# Professional and Educational Organizations > Professional and Educational Organizations Discussion Forum >  TOPS Convention

## Carol D

Texas Ophthalmic Professionals Society

is hosting its annual tadeshow and convention this weekend (April 12-14) at the Adams Mark Hotel in Houston. There is still time to register. This is a great opportunity to pick up just a few hours of CEC or make a weekend of it. TOPS is offering more than 15 hours of ABO/NCLE courses. Our very own Optiboarder, Diane Drake will be among the slate of premiere speakers.  

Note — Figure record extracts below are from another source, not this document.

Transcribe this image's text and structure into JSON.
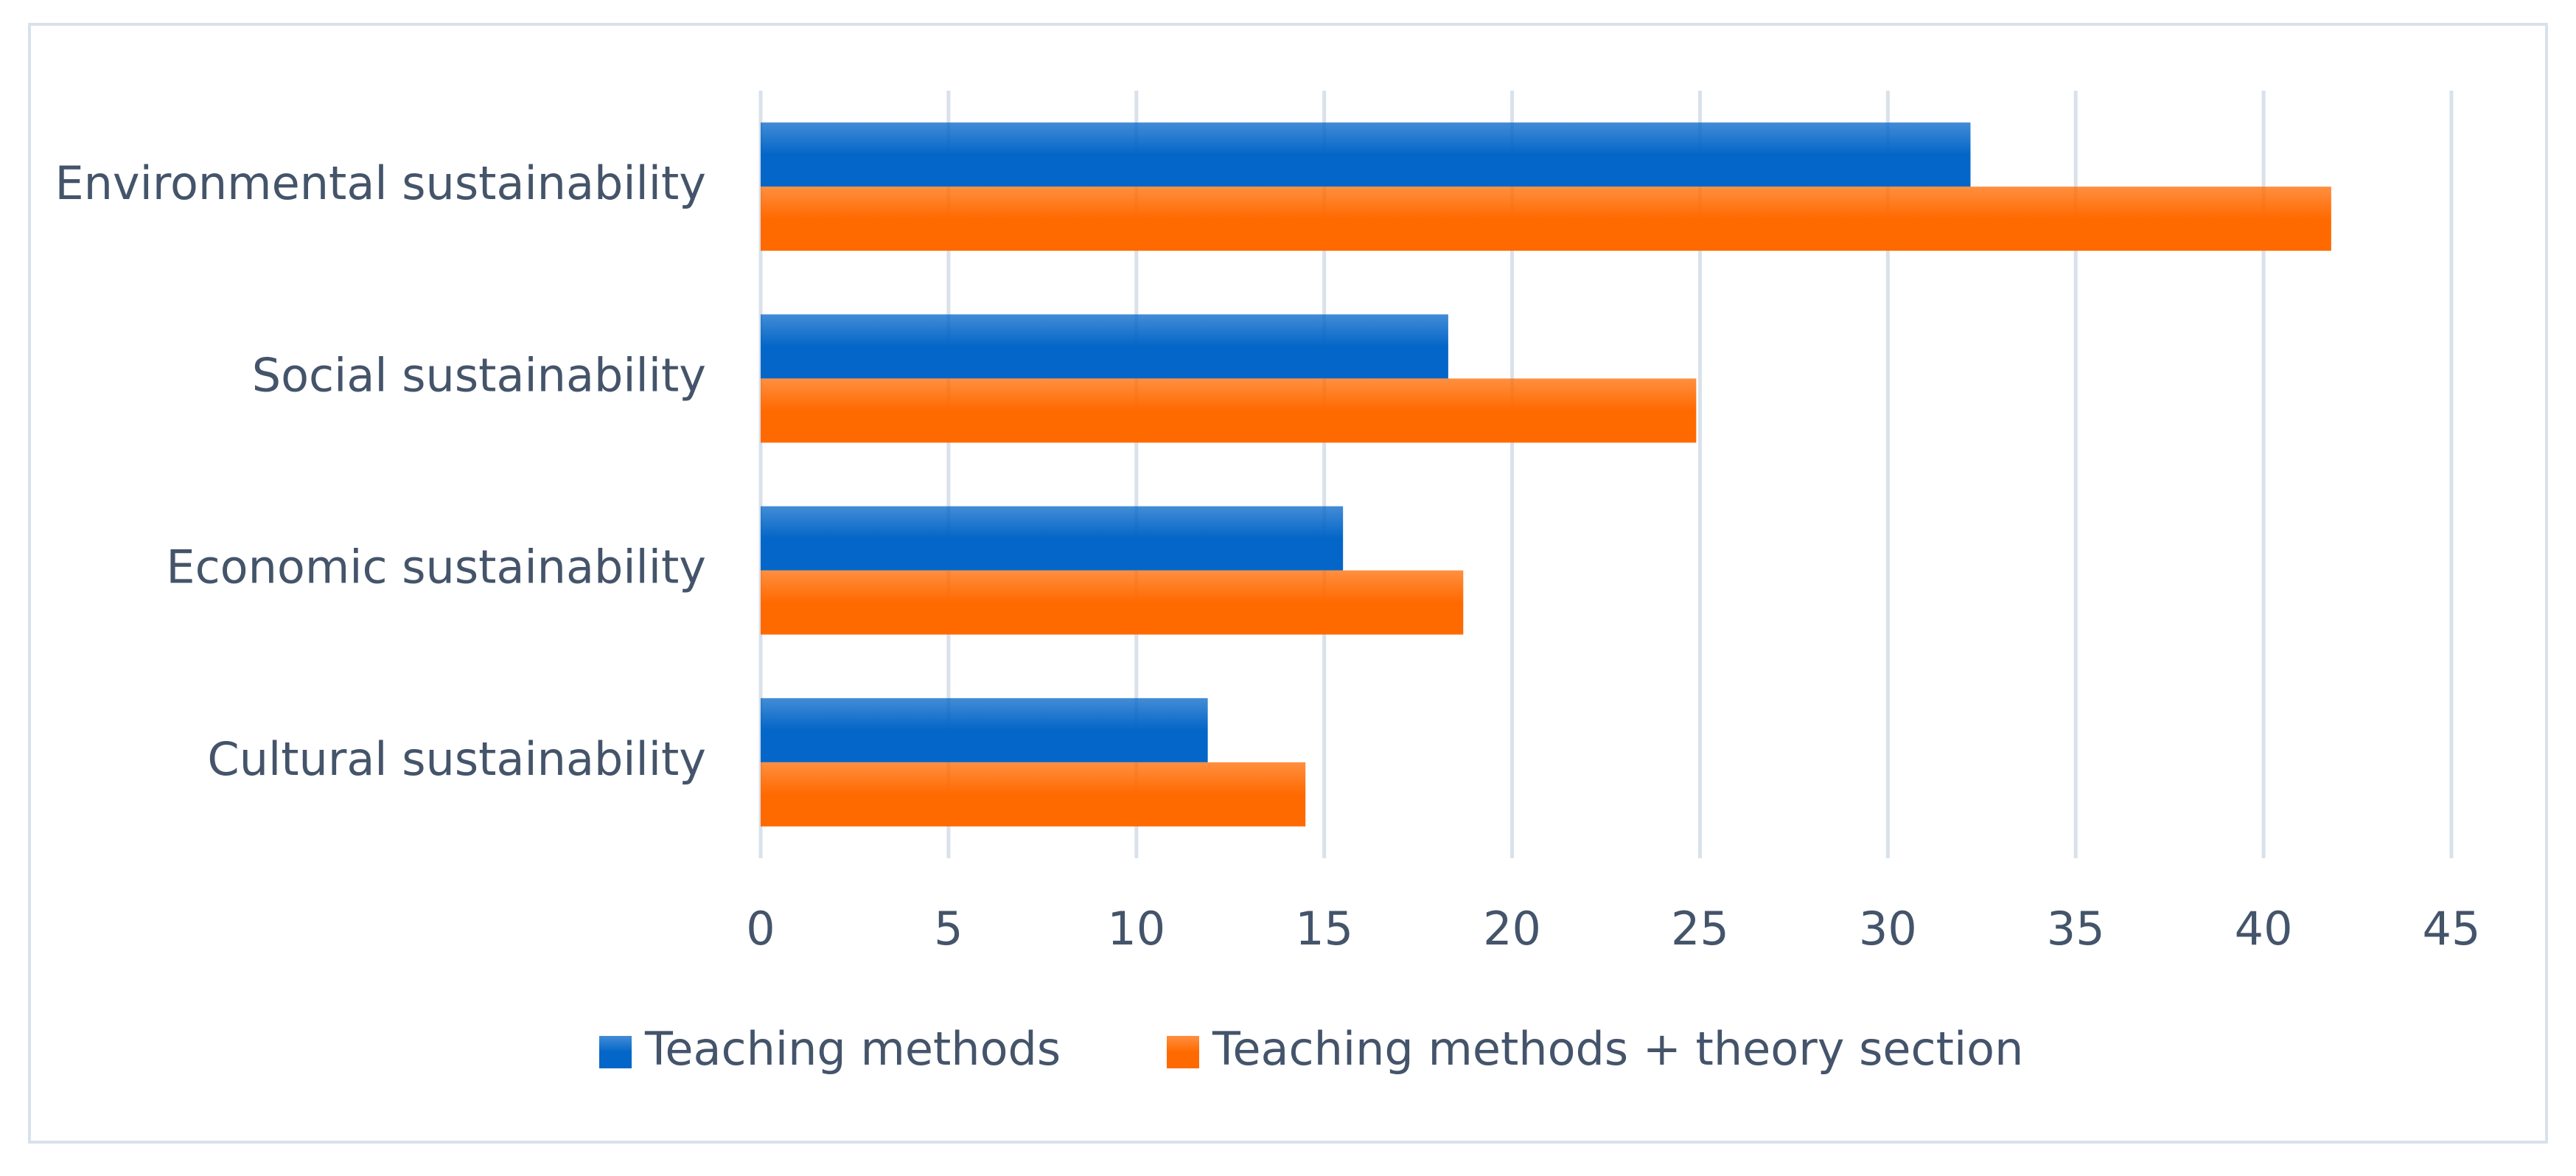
{
  "chart_data": {
    "type": "hbar",
    "categories": [
      "Environmental sustainability",
      "Social sustainability",
      "Economic sustainability",
      "Cultural sustainability"
    ],
    "series": [
      {
        "name": "Teaching methods",
        "color": "#0466c8",
        "values": [
          32.2,
          18.3,
          15.5,
          11.9
        ]
      },
      {
        "name": "Teaching methods + theory section",
        "color": "#ff6a00",
        "values": [
          41.8,
          24.9,
          18.7,
          14.5
        ]
      }
    ],
    "xlim": [
      0,
      45
    ],
    "xticks": [
      0,
      5,
      10,
      15,
      20,
      25,
      30,
      35,
      40,
      45
    ],
    "grid": true,
    "legend": "bottom"
  }
}
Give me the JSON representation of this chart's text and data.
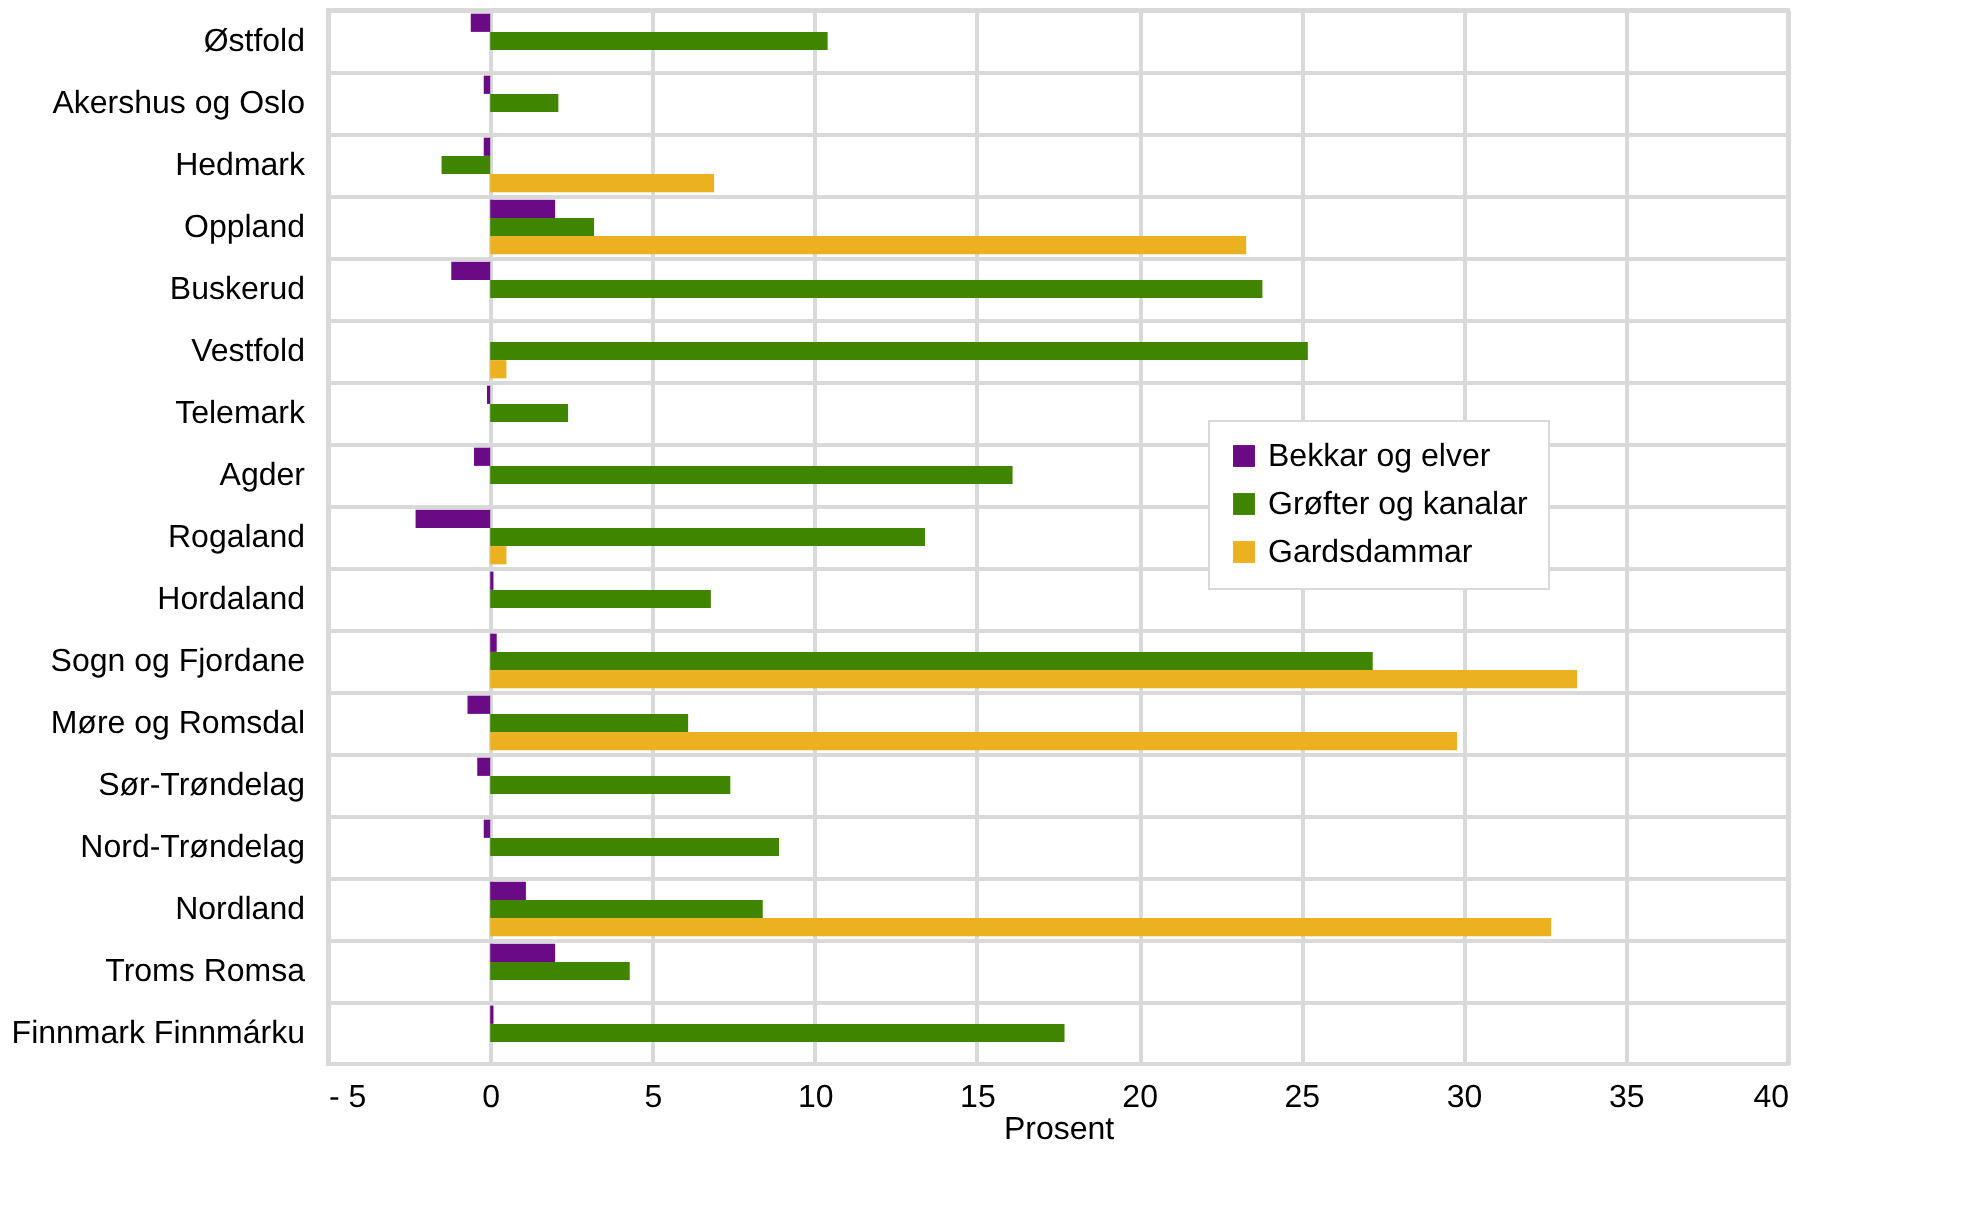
{
  "chart_data": {
    "type": "bar",
    "orientation": "horizontal",
    "xlabel": "Prosent",
    "categories": [
      "Østfold",
      "Akershus og Oslo",
      "Hedmark",
      "Oppland",
      "Buskerud",
      "Vestfold",
      "Telemark",
      "Agder",
      "Rogaland",
      "Hordaland",
      "Sogn og Fjordane",
      "Møre og Romsdal",
      "Sør-Trøndelag",
      "Nord-Trøndelag",
      "Nordland",
      "Troms Romsa",
      "Finnmark Finnmárku"
    ],
    "series": [
      {
        "name": "Bekkar og elver",
        "color": "#6a0a85",
        "values": [
          -0.6,
          -0.2,
          -0.2,
          2.0,
          -1.2,
          null,
          -0.1,
          -0.5,
          -2.3,
          0.1,
          0.2,
          -0.7,
          -0.4,
          -0.2,
          1.1,
          2.0,
          0.1
        ]
      },
      {
        "name": "Grøfter og kanalar",
        "color": "#3f8500",
        "values": [
          10.4,
          2.1,
          -1.5,
          3.2,
          23.8,
          25.2,
          2.4,
          16.1,
          13.4,
          6.8,
          27.2,
          6.1,
          7.4,
          8.9,
          8.4,
          4.3,
          17.7
        ]
      },
      {
        "name": "Gardsdammar",
        "color": "#ebb121",
        "values": [
          null,
          null,
          6.9,
          23.3,
          null,
          0.5,
          null,
          null,
          0.5,
          null,
          33.5,
          29.8,
          null,
          null,
          32.7,
          null,
          null
        ]
      }
    ],
    "xlim": [
      -5,
      40
    ],
    "xticks": [
      {
        "value": -5,
        "label": "- 5"
      },
      0,
      5,
      10,
      15,
      20,
      25,
      30,
      35,
      40
    ],
    "grid": true,
    "legend": "right"
  }
}
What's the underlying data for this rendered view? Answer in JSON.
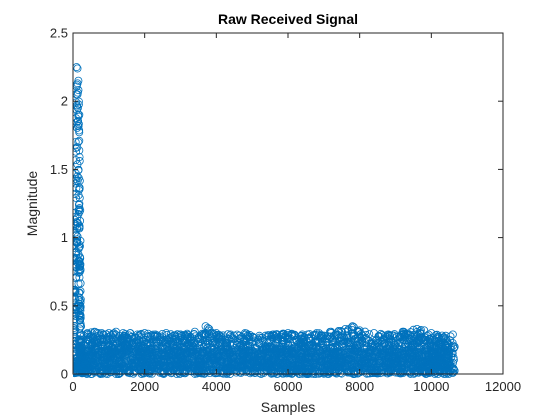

For a FREE EXHIBIT PASS or registration information, please contact the TOPS executive offices at 512-467-2722.


Carol D

----------


## Texas Ranger

Carol.  Surely wish I could make the meeting; I talked to Ray Dennis in Connecticut a couple days ago, understand he will also be a speaker there; he and Diane are worth the trip; unfortunately, my very first grandson is being born this weekend, so I must stay home....but, I wish you all the best; obtw, how's that little one of yours? The last time we had a meet at the Adam's Mark, many years ago, I flew down, caught a cab at the airport, and it turned out to be a $50 cab ride, one way( you guys can't imagine how really big Houston is!!) the next time we had a meet down there(in Galveston), I drove 4.5 hours, nice scenery! Well, I hope your meeting is a great success...Al.

----------